Ci guardiamo, la cosa ci diverte.
Vedendoci trafficare sul cratere,
è un’accettabile approssimazione.
***
Michela fa un monologo
“Il primo che mi percula becchina
le prende”, s’infervorava scherzando
Michela e ci chiamava dallo scavo
giubilante, tenendo un cranio in mano.
Attorno tre monete, una lucerna.
Fingeva fosse un suo caro antenato
– cosa non impossibile, d’altronde –
e gli parlava con profondo affetto.
Parlava col vocione, improvvisando
un pezzo di bravura, mentre gli altri
fermavano le pale e la guardavano.
“Essere o essere stati, è davvero
lo stesso? e tu sei uomo o sei una donna?”
(cerca il bacino ma non ce n’è traccia)
“Non riesco a ricordare quante volte
ti ho fatto cavalluccio tra le braccia,
i racconti che ho udito dalla voce
di quest’essere vissuto mi giungono
disturbati da interferenze radio.
Esiste tutto quello che è passato?
Tutto quello che non si vede più
sta concentrato dentro un punto immobile
che era, e chiameremo verità
o è solo proiezione del cervello?”
Non l’avevo mai vista così bella,
i ricci una corona di sudore.
Tace, posa con cura quella testa
e se ne va, chiede se un’altra birra
è avanzata nella valigia frigo.
(Michela mentre beve sa benissimo
che dopo tutto questo amore che la
tormenta e che coincide con la vita
serve un baleno che infiltri le ossa,
l’angolo di luce buono a rifarci
il trucco per quando ci troveranno –
leggerezza è il suo nome diafano.
Ci plasmeranno piogge torrenziali
se avremo l’accortezza di dormire,
i venti contrari che respiravano
gli unici possibili confessori,
i nostri confratelli dinosauri.
Ci saremo riavvolti come nastri,
fino a poter incubare un inizio.
Se non ci parlano saremo muti.
Risplenderemo d’un bianco di neve –
– avremo il cranio passato da fori,
come per una fuga di pensieri.)
***
Angelo Restaino è nato a Salerno nel 1982. Ha vissuto a Catania e a Pescara, ora vive a Roma.
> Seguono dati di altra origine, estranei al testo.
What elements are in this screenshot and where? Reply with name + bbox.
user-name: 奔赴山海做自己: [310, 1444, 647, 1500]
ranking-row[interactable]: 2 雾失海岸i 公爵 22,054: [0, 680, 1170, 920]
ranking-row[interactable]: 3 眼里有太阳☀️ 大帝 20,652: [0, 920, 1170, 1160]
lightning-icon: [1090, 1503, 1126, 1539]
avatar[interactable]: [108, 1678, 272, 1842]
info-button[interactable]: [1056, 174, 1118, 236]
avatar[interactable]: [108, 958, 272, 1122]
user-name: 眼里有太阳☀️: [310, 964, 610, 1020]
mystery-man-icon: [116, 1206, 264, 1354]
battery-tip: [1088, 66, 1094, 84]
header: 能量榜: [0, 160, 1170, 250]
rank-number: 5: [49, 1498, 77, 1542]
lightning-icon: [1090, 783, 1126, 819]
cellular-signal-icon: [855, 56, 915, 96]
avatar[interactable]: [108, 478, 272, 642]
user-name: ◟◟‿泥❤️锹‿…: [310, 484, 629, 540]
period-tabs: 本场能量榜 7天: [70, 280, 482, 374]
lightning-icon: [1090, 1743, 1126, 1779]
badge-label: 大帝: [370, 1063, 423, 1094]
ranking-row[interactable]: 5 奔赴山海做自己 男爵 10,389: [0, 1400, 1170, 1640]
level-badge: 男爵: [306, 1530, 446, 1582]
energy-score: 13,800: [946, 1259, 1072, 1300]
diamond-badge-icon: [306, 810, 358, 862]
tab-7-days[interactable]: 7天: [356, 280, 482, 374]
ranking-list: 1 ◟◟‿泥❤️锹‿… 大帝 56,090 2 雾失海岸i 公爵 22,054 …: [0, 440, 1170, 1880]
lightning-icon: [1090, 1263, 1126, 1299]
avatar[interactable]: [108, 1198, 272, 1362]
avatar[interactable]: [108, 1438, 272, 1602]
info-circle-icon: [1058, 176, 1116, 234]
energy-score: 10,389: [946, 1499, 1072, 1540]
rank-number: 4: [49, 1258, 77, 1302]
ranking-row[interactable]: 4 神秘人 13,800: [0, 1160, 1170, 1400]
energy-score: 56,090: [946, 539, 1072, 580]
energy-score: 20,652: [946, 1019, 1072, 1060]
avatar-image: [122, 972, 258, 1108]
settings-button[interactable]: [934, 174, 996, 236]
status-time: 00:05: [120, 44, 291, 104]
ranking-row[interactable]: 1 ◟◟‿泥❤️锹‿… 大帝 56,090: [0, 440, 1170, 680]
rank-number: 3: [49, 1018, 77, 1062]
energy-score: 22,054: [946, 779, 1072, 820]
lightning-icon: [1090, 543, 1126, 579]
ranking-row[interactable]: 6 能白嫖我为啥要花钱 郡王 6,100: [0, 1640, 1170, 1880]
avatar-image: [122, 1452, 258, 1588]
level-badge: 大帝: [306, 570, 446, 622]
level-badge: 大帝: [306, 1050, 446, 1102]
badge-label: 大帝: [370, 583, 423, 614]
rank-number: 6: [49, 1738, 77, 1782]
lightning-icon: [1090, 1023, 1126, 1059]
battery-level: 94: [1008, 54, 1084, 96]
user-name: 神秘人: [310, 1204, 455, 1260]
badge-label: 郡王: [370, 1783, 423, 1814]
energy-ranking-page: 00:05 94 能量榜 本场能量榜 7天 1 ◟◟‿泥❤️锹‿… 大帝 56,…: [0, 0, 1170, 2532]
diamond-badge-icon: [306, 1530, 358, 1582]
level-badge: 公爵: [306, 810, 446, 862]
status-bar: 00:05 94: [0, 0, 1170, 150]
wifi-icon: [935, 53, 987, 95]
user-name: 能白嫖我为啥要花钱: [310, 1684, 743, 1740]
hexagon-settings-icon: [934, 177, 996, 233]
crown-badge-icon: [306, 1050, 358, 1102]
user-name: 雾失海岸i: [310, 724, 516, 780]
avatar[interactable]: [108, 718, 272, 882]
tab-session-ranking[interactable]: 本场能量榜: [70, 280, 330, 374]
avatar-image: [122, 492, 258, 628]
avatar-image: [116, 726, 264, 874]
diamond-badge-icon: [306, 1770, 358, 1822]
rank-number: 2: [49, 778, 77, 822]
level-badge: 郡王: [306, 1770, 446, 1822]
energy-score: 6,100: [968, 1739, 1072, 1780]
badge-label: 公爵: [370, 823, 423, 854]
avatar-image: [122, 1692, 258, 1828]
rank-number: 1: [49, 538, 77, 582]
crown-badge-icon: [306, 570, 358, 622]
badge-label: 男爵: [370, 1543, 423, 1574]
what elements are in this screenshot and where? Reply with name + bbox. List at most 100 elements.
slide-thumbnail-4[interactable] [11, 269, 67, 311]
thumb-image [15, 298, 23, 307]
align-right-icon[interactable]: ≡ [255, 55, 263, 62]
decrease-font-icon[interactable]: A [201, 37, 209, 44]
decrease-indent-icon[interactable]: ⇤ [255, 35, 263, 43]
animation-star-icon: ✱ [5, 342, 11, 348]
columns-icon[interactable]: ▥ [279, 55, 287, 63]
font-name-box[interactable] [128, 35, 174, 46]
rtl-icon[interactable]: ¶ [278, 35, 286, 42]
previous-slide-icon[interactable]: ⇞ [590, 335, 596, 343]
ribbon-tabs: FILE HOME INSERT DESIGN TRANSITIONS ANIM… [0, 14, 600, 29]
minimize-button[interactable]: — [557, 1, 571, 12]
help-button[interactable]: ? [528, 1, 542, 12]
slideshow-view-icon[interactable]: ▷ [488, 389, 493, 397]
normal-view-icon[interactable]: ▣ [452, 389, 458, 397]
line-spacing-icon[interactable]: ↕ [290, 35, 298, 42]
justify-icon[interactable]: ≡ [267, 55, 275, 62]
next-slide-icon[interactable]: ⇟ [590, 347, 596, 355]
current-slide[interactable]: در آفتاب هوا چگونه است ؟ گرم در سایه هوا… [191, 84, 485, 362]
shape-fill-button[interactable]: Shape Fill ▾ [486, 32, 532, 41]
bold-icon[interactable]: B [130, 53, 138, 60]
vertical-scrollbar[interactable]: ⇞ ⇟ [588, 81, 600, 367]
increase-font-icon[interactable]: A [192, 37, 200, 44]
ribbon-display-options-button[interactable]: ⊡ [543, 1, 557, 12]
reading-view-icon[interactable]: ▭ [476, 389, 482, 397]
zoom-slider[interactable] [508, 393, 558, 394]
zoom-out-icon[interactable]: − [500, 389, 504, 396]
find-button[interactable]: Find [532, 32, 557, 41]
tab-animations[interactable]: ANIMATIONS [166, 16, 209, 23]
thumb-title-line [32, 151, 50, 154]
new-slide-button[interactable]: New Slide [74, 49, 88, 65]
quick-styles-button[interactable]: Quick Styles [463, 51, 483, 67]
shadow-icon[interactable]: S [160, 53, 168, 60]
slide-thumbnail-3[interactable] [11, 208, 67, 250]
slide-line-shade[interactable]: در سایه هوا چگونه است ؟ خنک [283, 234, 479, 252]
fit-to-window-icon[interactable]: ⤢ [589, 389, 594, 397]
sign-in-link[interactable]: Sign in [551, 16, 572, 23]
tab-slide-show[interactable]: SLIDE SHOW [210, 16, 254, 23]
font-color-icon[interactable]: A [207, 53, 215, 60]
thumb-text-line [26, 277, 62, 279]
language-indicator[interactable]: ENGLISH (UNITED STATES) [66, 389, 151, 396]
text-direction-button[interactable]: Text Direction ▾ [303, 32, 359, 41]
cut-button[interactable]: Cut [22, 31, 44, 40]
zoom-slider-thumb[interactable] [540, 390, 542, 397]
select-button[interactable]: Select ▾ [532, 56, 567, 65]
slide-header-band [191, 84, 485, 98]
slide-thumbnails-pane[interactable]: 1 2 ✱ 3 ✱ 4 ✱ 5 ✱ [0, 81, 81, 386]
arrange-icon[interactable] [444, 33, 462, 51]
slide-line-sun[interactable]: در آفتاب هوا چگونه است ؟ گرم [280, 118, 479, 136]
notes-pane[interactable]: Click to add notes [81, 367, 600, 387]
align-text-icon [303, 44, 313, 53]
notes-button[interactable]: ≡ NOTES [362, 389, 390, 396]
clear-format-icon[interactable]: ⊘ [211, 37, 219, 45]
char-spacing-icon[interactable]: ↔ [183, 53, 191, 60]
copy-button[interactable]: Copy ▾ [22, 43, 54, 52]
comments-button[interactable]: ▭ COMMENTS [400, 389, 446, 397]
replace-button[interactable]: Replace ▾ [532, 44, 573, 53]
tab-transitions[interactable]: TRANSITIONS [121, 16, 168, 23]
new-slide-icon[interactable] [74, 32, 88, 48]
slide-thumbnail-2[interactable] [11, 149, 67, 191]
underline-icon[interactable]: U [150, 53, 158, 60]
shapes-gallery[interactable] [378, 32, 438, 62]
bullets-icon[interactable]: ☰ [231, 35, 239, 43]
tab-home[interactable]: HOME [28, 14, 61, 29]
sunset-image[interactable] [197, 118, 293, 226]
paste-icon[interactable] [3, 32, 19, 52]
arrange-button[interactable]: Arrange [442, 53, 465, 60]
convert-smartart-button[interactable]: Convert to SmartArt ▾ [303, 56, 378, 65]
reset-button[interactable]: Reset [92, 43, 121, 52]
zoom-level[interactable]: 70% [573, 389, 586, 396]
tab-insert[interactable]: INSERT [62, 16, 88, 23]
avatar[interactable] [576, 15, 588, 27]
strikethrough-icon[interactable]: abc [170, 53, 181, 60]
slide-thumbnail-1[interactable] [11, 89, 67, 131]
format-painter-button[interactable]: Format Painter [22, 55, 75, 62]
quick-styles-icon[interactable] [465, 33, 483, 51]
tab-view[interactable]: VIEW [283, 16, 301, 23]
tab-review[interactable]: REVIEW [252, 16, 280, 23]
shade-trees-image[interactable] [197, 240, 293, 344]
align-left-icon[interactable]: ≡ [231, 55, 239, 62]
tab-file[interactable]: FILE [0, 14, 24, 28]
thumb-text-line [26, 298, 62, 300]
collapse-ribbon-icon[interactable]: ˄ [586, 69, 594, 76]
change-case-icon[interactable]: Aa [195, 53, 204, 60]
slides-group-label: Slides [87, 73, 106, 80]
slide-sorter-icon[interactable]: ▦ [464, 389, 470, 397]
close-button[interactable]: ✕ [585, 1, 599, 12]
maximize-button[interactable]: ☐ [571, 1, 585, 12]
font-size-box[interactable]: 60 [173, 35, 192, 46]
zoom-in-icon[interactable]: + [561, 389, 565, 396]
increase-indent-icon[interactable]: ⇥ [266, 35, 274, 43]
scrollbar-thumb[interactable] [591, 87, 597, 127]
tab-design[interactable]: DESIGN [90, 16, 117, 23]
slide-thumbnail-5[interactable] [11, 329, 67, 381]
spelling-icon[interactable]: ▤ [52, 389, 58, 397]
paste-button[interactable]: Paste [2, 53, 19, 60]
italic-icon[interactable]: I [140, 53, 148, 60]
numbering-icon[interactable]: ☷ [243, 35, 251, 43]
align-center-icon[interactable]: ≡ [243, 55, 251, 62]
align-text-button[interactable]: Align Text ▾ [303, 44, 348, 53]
Vorrebbe vivere in molti altri posti, a Siena, per esempio. In ciascuno di questi luoghi, comunque, e in altri ancora, costantemente risiede, avendoci lasciato una porzione di cuore. Di mestiere paleografo e archivista, dopo vari anni da freelance – in cui si è dedicato anche all’associazionismo professionale – lavora al momento all’Archivio di Stato di Roma e all’Istituto Centrale per il Catalogo Unico delle Biblioteche Italiane. Ha esordito in versi nel 2021 con la raccolta Contrada dello Zodiaco per Fallone Editore. Nel 2023 si è classificato primo alla IX edizione del Premio Terra di Virgilio. Segnalato ai premi Lucini nel 2020 e Giorgi nel 2021, suoi testi sono comparsi nelle riviste Poeti e Poesia e Le voci della luna, nel volume collettivo Distanze Obliterate. Generazioni di poesie sulla rete (Puntoacapo, 2021) e online su Poesia ultracontemporanea, La morte per acqua, Atelier, Il Multiperso, La poesia e lo spirito. Nel 2023 la sua silloge inedita Estate metafisica, vincitrice del Premio Renato Giorgi, è stata pubblicata da Qudu Libri. Ha insegnato paleografia latina per diversi anni e pubblicato anche alcuni articoli scientifici nel suo campo di studio e di lavoro, e collaborato alla redazione di cataloghi di manoscritti; ma meno di quanto avrebbe dovuto, perché gli costa molta, molta fatica.